Albania, Montenegro, Kosovo (10% Tariff)
• Key exports: Minerals, energy, agricultural products, textiles
• Exposure: Relatively low, but still vulnerable to EU contraction.
• Strategy: Albania and Kosovo have an opportunity to market themselves as lower-tariff alternatives for U.S. trade within the region.
Croatia and Slovenia (EU Members, 20% Tariff)
• Though not usually grouped in the Western Balkans, these economies are regional investors and trade conduits.
• Impact: Croatian ports and Slovenian logistics networks may see decreased U.S.-EU freight activity, indirectly slowing intra-regional flow.
Global Investment & Geopolitical Shifts
China’s Opportunity?
As U.S.-EU ties strain, Chinese firms may accelerate investments in Balkan infrastructure (e.g., railways, energy, logistics), using the region as a low-cost European gateway. But this could complicate EU accession ambitions for countries like Montenegro or North Macedonia.
U.S. Trade Partnerships at Risk
U.S. companies sourcing raw materials, tech labor, or light manufacturing from the Balkans may seek alternatives due to cost increases—unless exceptions or trade deals are negotiated.

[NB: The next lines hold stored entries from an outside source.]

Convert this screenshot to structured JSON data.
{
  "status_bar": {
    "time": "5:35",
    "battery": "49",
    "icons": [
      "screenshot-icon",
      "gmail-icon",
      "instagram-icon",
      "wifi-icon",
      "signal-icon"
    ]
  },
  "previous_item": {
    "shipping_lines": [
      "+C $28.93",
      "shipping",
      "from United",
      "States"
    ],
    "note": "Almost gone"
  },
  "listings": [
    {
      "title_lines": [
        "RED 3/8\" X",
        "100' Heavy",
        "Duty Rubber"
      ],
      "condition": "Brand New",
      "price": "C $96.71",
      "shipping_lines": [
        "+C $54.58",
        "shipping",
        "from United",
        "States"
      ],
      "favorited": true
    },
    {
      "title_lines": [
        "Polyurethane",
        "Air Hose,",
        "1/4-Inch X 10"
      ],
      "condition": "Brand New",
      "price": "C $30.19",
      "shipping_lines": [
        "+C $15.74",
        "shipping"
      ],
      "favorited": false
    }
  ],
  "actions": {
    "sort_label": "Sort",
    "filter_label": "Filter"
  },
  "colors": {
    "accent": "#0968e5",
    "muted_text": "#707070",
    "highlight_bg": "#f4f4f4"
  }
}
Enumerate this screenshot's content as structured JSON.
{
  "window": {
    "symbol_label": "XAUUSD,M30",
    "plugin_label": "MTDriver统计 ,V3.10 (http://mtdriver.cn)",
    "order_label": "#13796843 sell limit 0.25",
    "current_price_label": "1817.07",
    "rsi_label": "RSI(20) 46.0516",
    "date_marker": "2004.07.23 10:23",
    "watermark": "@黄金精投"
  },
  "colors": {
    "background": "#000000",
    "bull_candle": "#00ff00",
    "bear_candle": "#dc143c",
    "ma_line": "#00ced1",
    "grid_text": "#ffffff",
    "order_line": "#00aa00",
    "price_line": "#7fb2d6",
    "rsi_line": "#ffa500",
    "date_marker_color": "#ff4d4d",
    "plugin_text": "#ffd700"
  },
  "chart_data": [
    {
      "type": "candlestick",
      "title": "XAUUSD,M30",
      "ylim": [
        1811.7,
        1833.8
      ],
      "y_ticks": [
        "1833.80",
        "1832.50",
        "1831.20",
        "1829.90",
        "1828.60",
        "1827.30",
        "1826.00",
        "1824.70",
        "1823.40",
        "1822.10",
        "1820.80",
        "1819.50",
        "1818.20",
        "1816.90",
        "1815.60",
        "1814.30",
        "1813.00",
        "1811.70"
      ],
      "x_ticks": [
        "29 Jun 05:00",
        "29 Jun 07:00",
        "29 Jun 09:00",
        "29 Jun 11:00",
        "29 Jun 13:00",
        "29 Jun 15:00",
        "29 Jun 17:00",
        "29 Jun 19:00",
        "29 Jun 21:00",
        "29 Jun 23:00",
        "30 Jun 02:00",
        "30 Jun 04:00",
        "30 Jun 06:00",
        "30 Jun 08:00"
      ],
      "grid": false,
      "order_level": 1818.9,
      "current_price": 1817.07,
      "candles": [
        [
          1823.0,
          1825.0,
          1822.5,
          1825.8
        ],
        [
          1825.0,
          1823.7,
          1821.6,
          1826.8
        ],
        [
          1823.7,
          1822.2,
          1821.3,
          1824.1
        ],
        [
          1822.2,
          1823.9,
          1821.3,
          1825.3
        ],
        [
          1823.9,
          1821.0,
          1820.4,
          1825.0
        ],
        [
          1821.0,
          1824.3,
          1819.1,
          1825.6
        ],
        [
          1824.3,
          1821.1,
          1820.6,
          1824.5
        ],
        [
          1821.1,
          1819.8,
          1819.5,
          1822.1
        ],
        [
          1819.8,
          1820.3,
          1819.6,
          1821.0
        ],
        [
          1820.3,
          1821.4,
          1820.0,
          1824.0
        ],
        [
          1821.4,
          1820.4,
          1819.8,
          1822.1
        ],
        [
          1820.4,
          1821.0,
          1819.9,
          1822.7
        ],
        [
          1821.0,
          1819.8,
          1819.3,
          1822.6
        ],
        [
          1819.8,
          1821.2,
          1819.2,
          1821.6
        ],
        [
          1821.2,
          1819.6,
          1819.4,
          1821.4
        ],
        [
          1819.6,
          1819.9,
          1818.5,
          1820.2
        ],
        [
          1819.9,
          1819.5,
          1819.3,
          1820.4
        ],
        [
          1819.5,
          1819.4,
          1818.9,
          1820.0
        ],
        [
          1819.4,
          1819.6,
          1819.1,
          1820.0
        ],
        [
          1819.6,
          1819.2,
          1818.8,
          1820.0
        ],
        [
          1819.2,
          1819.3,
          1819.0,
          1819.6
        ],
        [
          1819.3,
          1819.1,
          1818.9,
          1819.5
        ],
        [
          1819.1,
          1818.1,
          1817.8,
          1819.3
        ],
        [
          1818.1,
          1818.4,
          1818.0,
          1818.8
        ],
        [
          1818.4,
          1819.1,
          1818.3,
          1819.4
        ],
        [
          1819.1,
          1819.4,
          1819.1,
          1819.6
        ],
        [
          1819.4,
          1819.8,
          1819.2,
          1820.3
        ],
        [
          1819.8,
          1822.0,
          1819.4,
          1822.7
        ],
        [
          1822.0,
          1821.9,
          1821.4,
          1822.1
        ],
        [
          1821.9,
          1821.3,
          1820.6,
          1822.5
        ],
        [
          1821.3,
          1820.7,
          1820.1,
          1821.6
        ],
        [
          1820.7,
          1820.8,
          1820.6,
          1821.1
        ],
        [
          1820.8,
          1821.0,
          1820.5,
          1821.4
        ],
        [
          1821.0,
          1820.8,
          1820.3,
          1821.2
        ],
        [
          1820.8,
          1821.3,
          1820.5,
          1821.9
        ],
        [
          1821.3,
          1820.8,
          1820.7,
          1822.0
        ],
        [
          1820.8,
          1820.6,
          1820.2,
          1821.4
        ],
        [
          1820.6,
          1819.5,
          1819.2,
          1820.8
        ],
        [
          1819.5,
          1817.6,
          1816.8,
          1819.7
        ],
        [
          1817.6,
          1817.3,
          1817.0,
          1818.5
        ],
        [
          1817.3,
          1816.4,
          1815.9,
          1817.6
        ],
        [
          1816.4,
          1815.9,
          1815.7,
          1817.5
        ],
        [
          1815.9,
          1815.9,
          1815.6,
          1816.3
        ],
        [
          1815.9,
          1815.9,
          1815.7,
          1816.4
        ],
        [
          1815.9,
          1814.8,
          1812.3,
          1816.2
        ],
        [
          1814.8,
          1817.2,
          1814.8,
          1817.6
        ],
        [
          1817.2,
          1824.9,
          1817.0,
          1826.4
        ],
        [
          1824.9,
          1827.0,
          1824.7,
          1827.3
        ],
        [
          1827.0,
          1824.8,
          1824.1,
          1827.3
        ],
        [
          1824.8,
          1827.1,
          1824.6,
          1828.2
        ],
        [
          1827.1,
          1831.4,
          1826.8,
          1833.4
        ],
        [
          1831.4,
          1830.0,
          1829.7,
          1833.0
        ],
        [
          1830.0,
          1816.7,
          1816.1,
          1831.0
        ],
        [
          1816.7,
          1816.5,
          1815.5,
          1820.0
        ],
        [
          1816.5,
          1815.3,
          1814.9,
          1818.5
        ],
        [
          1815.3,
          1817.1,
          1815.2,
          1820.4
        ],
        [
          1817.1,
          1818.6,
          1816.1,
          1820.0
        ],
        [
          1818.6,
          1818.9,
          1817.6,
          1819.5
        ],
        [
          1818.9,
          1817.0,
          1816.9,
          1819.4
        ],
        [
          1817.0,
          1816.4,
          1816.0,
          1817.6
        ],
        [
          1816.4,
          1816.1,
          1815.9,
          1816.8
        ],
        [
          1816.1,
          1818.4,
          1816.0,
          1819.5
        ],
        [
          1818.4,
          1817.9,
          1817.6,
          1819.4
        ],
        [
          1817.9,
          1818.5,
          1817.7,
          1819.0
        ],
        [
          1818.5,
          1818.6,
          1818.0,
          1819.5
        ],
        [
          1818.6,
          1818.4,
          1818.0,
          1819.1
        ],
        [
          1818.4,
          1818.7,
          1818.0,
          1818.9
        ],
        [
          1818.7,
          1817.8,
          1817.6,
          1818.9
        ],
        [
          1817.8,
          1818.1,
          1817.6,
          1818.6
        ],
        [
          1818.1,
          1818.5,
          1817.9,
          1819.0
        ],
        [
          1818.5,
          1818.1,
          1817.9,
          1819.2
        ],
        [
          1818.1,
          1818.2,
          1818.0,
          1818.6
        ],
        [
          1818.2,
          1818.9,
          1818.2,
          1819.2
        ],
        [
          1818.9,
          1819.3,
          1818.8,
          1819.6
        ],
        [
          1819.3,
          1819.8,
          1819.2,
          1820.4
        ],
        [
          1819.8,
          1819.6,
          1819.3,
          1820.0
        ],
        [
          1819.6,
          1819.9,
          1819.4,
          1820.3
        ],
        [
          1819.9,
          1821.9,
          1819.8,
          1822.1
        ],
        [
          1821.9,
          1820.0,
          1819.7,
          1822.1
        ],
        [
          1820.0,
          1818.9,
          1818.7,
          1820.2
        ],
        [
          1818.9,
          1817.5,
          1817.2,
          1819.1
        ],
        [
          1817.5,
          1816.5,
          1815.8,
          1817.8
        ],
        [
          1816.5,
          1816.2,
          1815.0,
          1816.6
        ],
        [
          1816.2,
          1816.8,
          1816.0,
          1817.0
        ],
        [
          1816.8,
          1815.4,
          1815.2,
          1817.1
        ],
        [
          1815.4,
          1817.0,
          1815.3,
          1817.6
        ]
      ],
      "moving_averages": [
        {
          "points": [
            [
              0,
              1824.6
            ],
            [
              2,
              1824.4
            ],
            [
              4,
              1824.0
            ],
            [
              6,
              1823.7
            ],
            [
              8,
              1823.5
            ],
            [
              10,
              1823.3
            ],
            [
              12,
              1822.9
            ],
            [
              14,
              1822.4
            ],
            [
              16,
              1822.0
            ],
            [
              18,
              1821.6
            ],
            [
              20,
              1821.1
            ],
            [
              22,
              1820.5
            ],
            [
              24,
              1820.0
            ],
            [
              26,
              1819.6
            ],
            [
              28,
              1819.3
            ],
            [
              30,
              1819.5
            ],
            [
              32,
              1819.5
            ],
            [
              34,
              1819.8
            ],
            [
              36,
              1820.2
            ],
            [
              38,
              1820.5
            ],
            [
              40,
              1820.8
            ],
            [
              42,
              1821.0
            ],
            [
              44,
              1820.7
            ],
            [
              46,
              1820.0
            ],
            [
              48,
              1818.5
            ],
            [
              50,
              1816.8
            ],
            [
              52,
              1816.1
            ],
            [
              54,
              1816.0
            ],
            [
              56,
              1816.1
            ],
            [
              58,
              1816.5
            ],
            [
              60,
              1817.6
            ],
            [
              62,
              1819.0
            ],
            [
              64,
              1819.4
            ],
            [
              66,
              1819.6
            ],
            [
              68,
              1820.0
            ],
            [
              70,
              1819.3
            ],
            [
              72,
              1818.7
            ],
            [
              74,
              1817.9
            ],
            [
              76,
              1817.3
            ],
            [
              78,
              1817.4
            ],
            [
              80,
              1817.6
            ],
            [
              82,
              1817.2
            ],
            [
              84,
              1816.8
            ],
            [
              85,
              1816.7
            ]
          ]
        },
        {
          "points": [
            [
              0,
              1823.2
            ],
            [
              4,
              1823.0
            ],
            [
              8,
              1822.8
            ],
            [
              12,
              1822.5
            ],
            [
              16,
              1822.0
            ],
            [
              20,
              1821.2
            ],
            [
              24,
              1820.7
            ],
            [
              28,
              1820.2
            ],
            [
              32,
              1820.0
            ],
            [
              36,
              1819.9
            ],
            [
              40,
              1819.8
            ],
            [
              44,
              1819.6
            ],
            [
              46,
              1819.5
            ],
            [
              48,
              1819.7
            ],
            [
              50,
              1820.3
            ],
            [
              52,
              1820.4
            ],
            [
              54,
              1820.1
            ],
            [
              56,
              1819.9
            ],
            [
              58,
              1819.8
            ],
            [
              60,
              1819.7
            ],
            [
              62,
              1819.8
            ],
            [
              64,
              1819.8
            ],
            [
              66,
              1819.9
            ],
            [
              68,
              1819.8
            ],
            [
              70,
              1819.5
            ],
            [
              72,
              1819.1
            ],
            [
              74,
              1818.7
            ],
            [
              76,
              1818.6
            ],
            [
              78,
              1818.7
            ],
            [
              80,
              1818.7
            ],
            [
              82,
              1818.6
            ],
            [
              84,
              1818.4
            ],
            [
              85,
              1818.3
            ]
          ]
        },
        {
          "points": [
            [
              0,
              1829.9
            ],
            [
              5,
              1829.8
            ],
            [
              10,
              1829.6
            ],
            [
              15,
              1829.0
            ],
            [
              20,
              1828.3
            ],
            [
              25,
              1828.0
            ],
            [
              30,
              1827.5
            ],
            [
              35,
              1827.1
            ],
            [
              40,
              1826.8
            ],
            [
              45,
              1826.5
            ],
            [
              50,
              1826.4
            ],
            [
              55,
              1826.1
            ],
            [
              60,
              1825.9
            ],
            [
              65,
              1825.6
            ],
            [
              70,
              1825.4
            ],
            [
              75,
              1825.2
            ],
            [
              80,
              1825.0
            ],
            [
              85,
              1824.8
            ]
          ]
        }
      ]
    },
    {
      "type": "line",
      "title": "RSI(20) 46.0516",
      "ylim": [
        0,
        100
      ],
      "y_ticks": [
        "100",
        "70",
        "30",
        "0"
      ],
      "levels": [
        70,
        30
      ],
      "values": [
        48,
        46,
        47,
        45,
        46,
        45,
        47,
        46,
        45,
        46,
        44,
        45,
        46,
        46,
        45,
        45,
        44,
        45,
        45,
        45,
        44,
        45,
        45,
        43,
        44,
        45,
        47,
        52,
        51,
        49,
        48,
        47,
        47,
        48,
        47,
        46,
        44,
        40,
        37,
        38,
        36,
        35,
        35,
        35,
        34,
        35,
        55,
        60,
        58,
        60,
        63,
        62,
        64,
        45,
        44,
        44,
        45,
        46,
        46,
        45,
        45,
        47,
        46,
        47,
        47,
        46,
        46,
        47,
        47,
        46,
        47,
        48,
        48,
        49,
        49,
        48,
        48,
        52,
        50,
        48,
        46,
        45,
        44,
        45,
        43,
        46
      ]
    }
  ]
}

Strategic Takeaways for Balkan Business Leaders
1. Diversify Export Markets: Strengthen ties with MENA, Central Asia, and Sub-Saharan Africa to absorb the shock of decreased U.S./EU demand.
2. Supply Chain Agility: Invest in digital infrastructure and just-in-time logistics to pivot faster across trade shifts.
3. Leverage Regional Integration: Push for deeper CEFTA (Central European Free Trade Agreement) cooperation and explore cross-border joint ventures.
4. Diplomatic Engagement: Work with local governments to lobby for targeted trade exemptions or new U.S. market incentives.
A Turning Point, or a Wake-Up Call?
The Liberation Day tariffs might be remembered as a flashpoint in global trade—or a short-lived policy experiment. But for Balkan business leaders, the message is clear: global stability can no longer be taken for granted.
Now is the time to build flexibility, diversify relationships, and align with a more multipolar trade world. Whether your business exports wine from Macedonia, metals from Bosnia, or tech services from Serbia—resilience will be your competitive edge.